Polskie kopalnie w 2 lata miały ponad 3,8 mld zł zysku
Od początku 2017 roku do końca listopada 2018 roku górnictwo węgla kamiennego w Polsce wypracowało ponad 3,8 mld zł zysku na czysto (w 2017 roku było to prawie 2,9 mld zł; w 11 miesięcy 2018 roku – 980,3 mln zł). Powyższe wyniki to przede wszystkim efekt restrukturyzacji polskiego górnictwa, skutkującej zamknięciem nierentownych kopalni, a pozostawieniem tych, które przynoszą zyski. W tym kontekście postulat Roberta Biedronia, który w 15 lat chce zamknąć wszystkie kopalnie w Polsce jest zwyczajnie nieracjonalny!

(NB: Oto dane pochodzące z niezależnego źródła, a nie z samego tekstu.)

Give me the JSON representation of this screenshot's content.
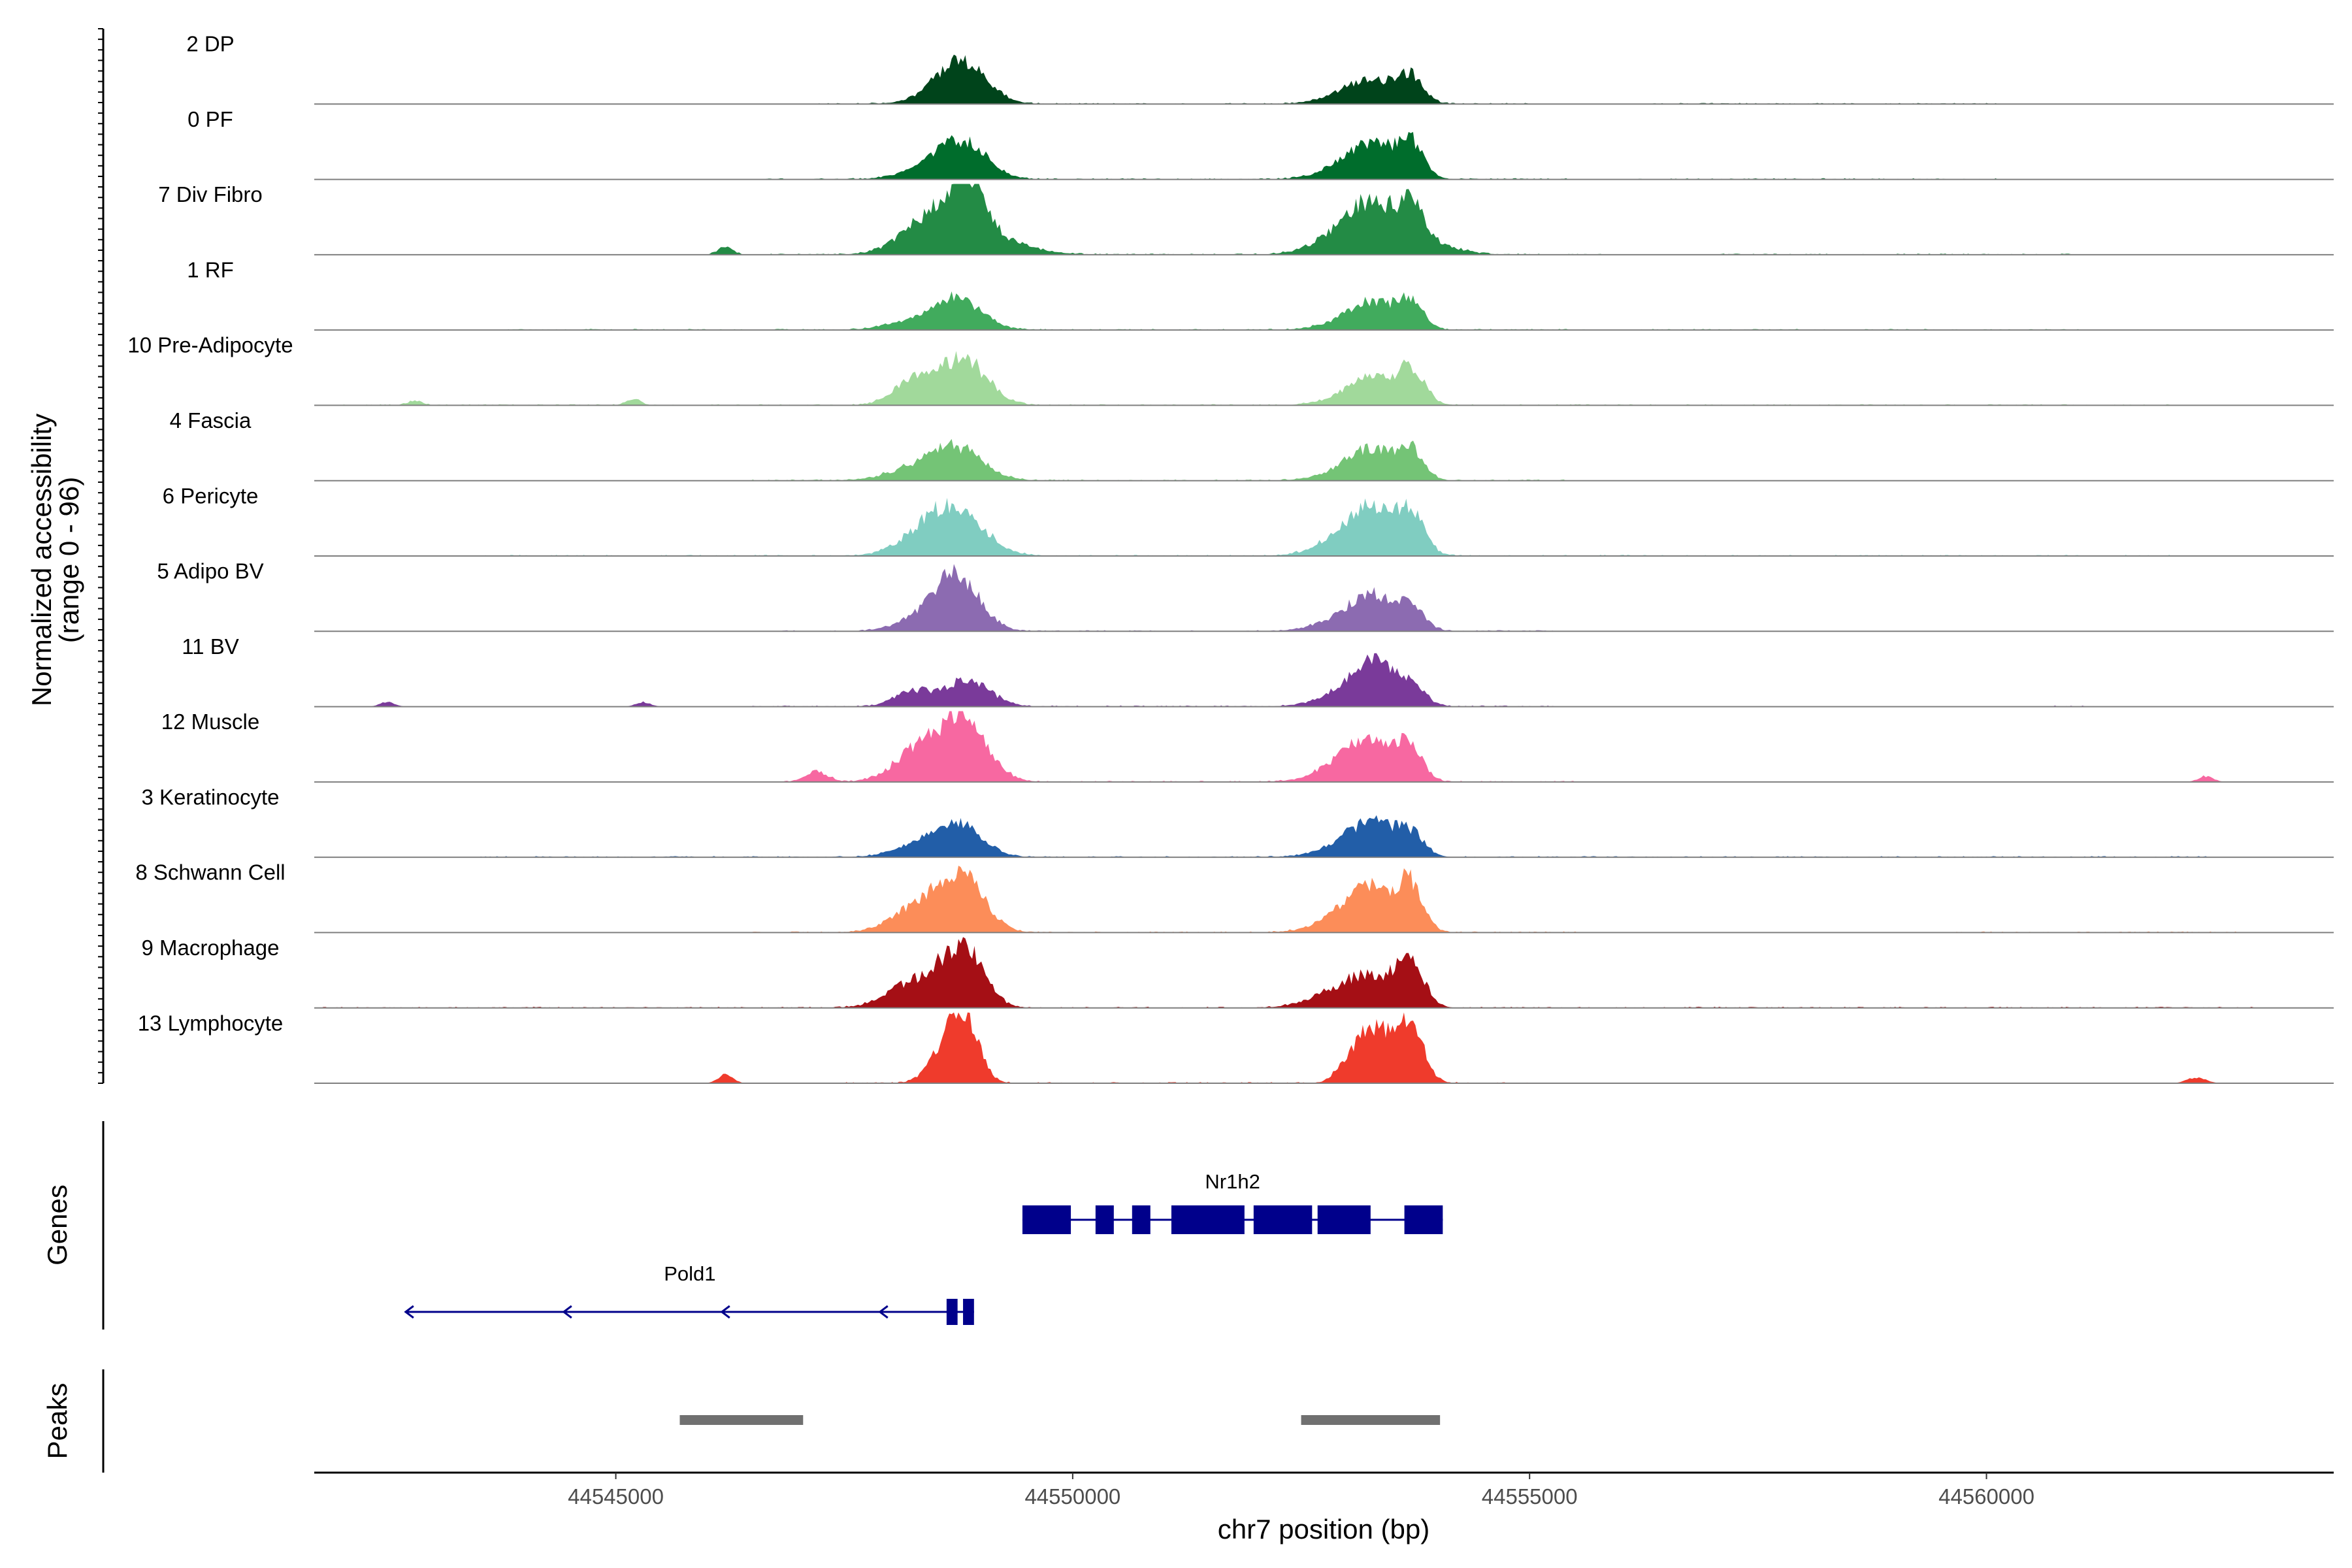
{
  "chart_data": {
    "type": "area",
    "title": "",
    "ylabel_line1": "Normalized accessibility",
    "ylabel_line2": "(range 0 - 96)",
    "xlabel": "chr7 position (bp)",
    "genes_label": "Genes",
    "peaks_label": "Peaks",
    "xlim": [
      44541700,
      44563800
    ],
    "ylim": [
      0,
      96
    ],
    "x_ticks": [
      {
        "value": 44545000,
        "label": "44545000"
      },
      {
        "value": 44550000,
        "label": "44550000"
      },
      {
        "value": 44555000,
        "label": "44555000"
      },
      {
        "value": 44560000,
        "label": "44560000"
      }
    ],
    "tracks": [
      {
        "name": "2 DP",
        "color": "#00441b",
        "peaks": [
          [
            44548800,
            48,
            260
          ],
          [
            44548600,
            12,
            300
          ],
          [
            44553300,
            24,
            250
          ],
          [
            44553050,
            12,
            300
          ],
          [
            44553700,
            34,
            140
          ]
        ],
        "noise": [
          [
            44547200,
            44555300
          ],
          [
            44556200,
            44560100
          ]
        ]
      },
      {
        "name": "0 PF",
        "color": "#006d2c",
        "peaks": [
          [
            44548800,
            46,
            260
          ],
          [
            44548450,
            14,
            300
          ],
          [
            44553300,
            36,
            250
          ],
          [
            44553050,
            18,
            300
          ],
          [
            44553700,
            44,
            140
          ]
        ],
        "noise": [
          [
            44546500,
            44555400
          ],
          [
            44556200,
            44560100
          ]
        ]
      },
      {
        "name": "7 Div Fibro",
        "color": "#238b45",
        "peaks": [
          [
            44548850,
            72,
            170
          ],
          [
            44548450,
            40,
            300
          ],
          [
            44548900,
            30,
            450
          ],
          [
            44553300,
            50,
            230
          ],
          [
            44553000,
            30,
            320
          ],
          [
            44553700,
            52,
            140
          ],
          [
            44553900,
            14,
            300
          ],
          [
            44546200,
            10,
            80
          ]
        ],
        "noise": [
          [
            44546000,
            44555800
          ],
          [
            44557000,
            44561000
          ]
        ]
      },
      {
        "name": "1 RF",
        "color": "#41ab5d",
        "peaks": [
          [
            44548750,
            40,
            260
          ],
          [
            44548300,
            12,
            300
          ],
          [
            44553300,
            30,
            230
          ],
          [
            44553050,
            12,
            300
          ],
          [
            44553700,
            36,
            140
          ]
        ],
        "noise": [
          [
            44543800,
            44555700
          ],
          [
            44556200,
            44561000
          ]
        ]
      },
      {
        "name": "10 Pre-Adipocyte",
        "color": "#a1d99b",
        "peaks": [
          [
            44548800,
            62,
            260
          ],
          [
            44548250,
            32,
            220
          ],
          [
            44553300,
            28,
            230
          ],
          [
            44553050,
            12,
            280
          ],
          [
            44553700,
            46,
            150
          ],
          [
            44545200,
            8,
            80
          ],
          [
            44542800,
            6,
            80
          ]
        ],
        "noise": [
          [
            44541800,
            44562000
          ]
        ]
      },
      {
        "name": "4 Fascia",
        "color": "#74c476",
        "peaks": [
          [
            44548750,
            40,
            280
          ],
          [
            44548300,
            16,
            320
          ],
          [
            44553300,
            32,
            250
          ],
          [
            44553050,
            14,
            300
          ],
          [
            44553700,
            38,
            140
          ]
        ],
        "noise": [
          [
            44546500,
            44555500
          ]
        ]
      },
      {
        "name": "6 Pericyte",
        "color": "#80cdc1",
        "peaks": [
          [
            44548750,
            54,
            300
          ],
          [
            44548400,
            26,
            300
          ],
          [
            44553300,
            50,
            250
          ],
          [
            44553000,
            24,
            300
          ],
          [
            44553700,
            52,
            150
          ]
        ],
        "noise": [
          [
            44543500,
            44562000
          ]
        ]
      },
      {
        "name": "5 Adipo BV",
        "color": "#8c6bb1",
        "peaks": [
          [
            44548750,
            66,
            240
          ],
          [
            44548400,
            20,
            280
          ],
          [
            44553300,
            40,
            220
          ],
          [
            44553000,
            18,
            300
          ],
          [
            44553700,
            30,
            150
          ]
        ],
        "noise": [
          [
            44546800,
            44555300
          ]
        ]
      },
      {
        "name": "11 BV",
        "color": "#7a3a9a",
        "peaks": [
          [
            44548850,
            36,
            240
          ],
          [
            44548250,
            20,
            200
          ],
          [
            44553300,
            50,
            220
          ],
          [
            44553000,
            18,
            300
          ],
          [
            44553700,
            28,
            150
          ],
          [
            44545300,
            6,
            80
          ],
          [
            44542500,
            6,
            80
          ]
        ],
        "noise": [
          [
            44546500,
            44555300
          ],
          [
            44560700,
            44561200
          ]
        ]
      },
      {
        "name": "12 Muscle",
        "color": "#f768a1",
        "peaks": [
          [
            44548800,
            80,
            260
          ],
          [
            44548300,
            40,
            260
          ],
          [
            44553300,
            40,
            260
          ],
          [
            44553000,
            24,
            300
          ],
          [
            44553700,
            44,
            130
          ],
          [
            44547200,
            14,
            120
          ],
          [
            44562400,
            8,
            80
          ]
        ],
        "noise": [
          [
            44546800,
            44555500
          ]
        ]
      },
      {
        "name": "3 Keratinocyte",
        "color": "#225ea8",
        "peaks": [
          [
            44548750,
            42,
            260
          ],
          [
            44548350,
            14,
            300
          ],
          [
            44553300,
            38,
            240
          ],
          [
            44553000,
            16,
            300
          ],
          [
            44553700,
            28,
            150
          ]
        ],
        "noise": [
          [
            44543500,
            44562500
          ]
        ]
      },
      {
        "name": "8 Schwann Cell",
        "color": "#fc8d59",
        "peaks": [
          [
            44548800,
            70,
            240
          ],
          [
            44548350,
            36,
            300
          ],
          [
            44553300,
            50,
            250
          ],
          [
            44553000,
            22,
            300
          ],
          [
            44553700,
            56,
            140
          ]
        ],
        "noise": [
          [
            44546500,
            44555500
          ],
          [
            44559500,
            44562800
          ]
        ]
      },
      {
        "name": "9 Macrophage",
        "color": "#a50f15",
        "peaks": [
          [
            44548800,
            78,
            220
          ],
          [
            44548300,
            36,
            300
          ],
          [
            44553300,
            36,
            240
          ],
          [
            44552900,
            22,
            300
          ],
          [
            44553700,
            58,
            150
          ]
        ],
        "noise": [
          [
            44541800,
            44563000
          ]
        ]
      },
      {
        "name": "13 Lymphocyte",
        "color": "#ef3b2c",
        "peaks": [
          [
            44548800,
            96,
            160
          ],
          [
            44548550,
            30,
            160
          ],
          [
            44553300,
            48,
            140
          ],
          [
            44553050,
            34,
            140
          ],
          [
            44553700,
            72,
            140
          ],
          [
            44553450,
            26,
            200
          ],
          [
            44546200,
            12,
            80
          ],
          [
            44562300,
            8,
            100
          ]
        ],
        "noise": [
          [
            44547500,
            44555200
          ]
        ]
      }
    ],
    "genes": [
      {
        "name": "Nr1h2",
        "strand": "+",
        "start": 44549450,
        "end": 44554050,
        "row": 1,
        "exons": [
          [
            44549450,
            44549980
          ],
          [
            44550250,
            44550450
          ],
          [
            44550650,
            44550850
          ],
          [
            44551080,
            44551880
          ],
          [
            44551980,
            44552620
          ],
          [
            44552680,
            44553260
          ],
          [
            44553630,
            44554050
          ]
        ]
      },
      {
        "name": "Pold1",
        "strand": "-",
        "start": 44542700,
        "end": 44548920,
        "row": 2,
        "exons": [
          [
            44548620,
            44548740
          ],
          [
            44548800,
            44548920
          ]
        ]
      }
    ],
    "peaks": [
      [
        44545700,
        44547050
      ],
      [
        44552500,
        44554020
      ]
    ],
    "colors": {
      "axis": "#000000",
      "baseline": "#7f7f7f",
      "gene": "#00008b",
      "peak": "#707070"
    }
  }
}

Poniżej fałszywa informacja Roberta Biedronia o rzekomych stratach polskiego górnictwa i reakcja górnika.
Robert Biedroń podczas konwencji założycielskiej swojego ugrupowania „Wiosna” zapowiedział, że do 2035 roku chce zamknąć wszystkie działające w Polsce kopalnie węgla i mieć „najczystsze powietrze w tej części Europy”. O ile postulat dotyczący czystego powietrza jest jak najbardziej chwalebny i godzien realizacji, to kompletnie nie rozumiem dążenia byłego prezydenta Słupska do zamknięcia wszystkich kopalni węgla w naszym kraju.

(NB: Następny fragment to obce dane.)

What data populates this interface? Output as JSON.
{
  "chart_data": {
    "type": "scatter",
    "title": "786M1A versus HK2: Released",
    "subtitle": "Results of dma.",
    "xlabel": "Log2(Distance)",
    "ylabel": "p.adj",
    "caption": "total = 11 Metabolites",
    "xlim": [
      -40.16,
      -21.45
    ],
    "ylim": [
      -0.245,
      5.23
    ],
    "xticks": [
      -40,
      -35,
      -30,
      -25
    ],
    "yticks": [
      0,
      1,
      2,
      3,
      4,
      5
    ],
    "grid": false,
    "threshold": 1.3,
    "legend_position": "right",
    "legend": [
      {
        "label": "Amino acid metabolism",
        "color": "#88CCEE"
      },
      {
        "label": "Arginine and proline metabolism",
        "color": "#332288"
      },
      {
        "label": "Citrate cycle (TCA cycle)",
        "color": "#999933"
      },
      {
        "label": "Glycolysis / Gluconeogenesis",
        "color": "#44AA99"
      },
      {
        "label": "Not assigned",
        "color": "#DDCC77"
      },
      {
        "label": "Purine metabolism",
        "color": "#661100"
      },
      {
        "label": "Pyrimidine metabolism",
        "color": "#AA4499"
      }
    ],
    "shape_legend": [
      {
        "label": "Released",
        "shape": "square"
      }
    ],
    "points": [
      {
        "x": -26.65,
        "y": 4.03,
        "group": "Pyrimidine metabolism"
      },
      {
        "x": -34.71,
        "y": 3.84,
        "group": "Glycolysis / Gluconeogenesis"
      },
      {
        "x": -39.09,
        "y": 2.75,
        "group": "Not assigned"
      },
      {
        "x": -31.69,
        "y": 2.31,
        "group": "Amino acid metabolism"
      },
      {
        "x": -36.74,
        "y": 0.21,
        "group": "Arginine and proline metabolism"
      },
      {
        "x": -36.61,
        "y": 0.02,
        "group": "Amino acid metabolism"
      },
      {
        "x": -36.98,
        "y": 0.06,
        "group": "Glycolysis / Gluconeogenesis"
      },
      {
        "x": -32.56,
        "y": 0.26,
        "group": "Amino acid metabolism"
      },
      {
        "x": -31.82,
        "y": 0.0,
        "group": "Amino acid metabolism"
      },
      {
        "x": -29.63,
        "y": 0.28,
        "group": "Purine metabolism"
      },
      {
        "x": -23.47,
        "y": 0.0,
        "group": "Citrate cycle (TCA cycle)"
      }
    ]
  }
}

Zamknięcie wszystkich kopalni w obecnej sytuacji wiązałoby się z utratą całkiem przyzwoitych zysków z tytułu wydobycia węgla. Warto wiedzieć, że procesy restrukturyzacyjne polskiego sektora wydobywczego z ostatnich lat (które w głównej mierze polegały na odseparowaniu kopalń przynoszących straty od kopalń przynoszących zyski, a następnie likwidacji tych pierwszych) przyczyniły się do wypracowania przez polskie spółki węglowe w latach 2017 i 2018 gigantycznych zysków. W 2017 roku było to blisko 2,9 mld zł. W 2018 roku zyski były mniejsze, jednak nadal przyzwoite. Do końca listopada ub.r. polskie kopalnie węgla kamiennego wypracowały bowiem 980,3 mln zł zysku na czysto.
Kopalnie generują nie tylko zyski. Należy pamiętać, że łączna wartość sprzedanego przez polskich producentów węgla między styczniem a listopadem 2018 roku osiągnęła wartość 19,8 mld zł. Naliczany od tej kwoty podatek VAT również stanowi nie lada zastrzyk dla budżetu kraju.
W kontekście powyższego zupełnie nieracjonalnie brzmi propozycja Roberta Biedronia, zgodnie z którą do 2035 roku miałby zostać zlikwidowane wszystkie kopalnie węgla, aby mieć „najczystsze powietrze w tej części Europy”. Po pierwsze – nie trzeba być tytanem intelektu, aby dojść do wniosku, że sama produkcja węgla w kopalniach ma niewiele wspólnego z zanieczyszczaniem powietrza. Po drugie – dlaczego likwidowane miałby być kopalnie zarabiające na siebie i przynoszące z tytułu podatków bezpośrednich i pośrednich wysokie dochody budżetowe? Czy Robert Biedroń okaże się być niebawem kolejnym Ryszardem Petru polskiej polityki?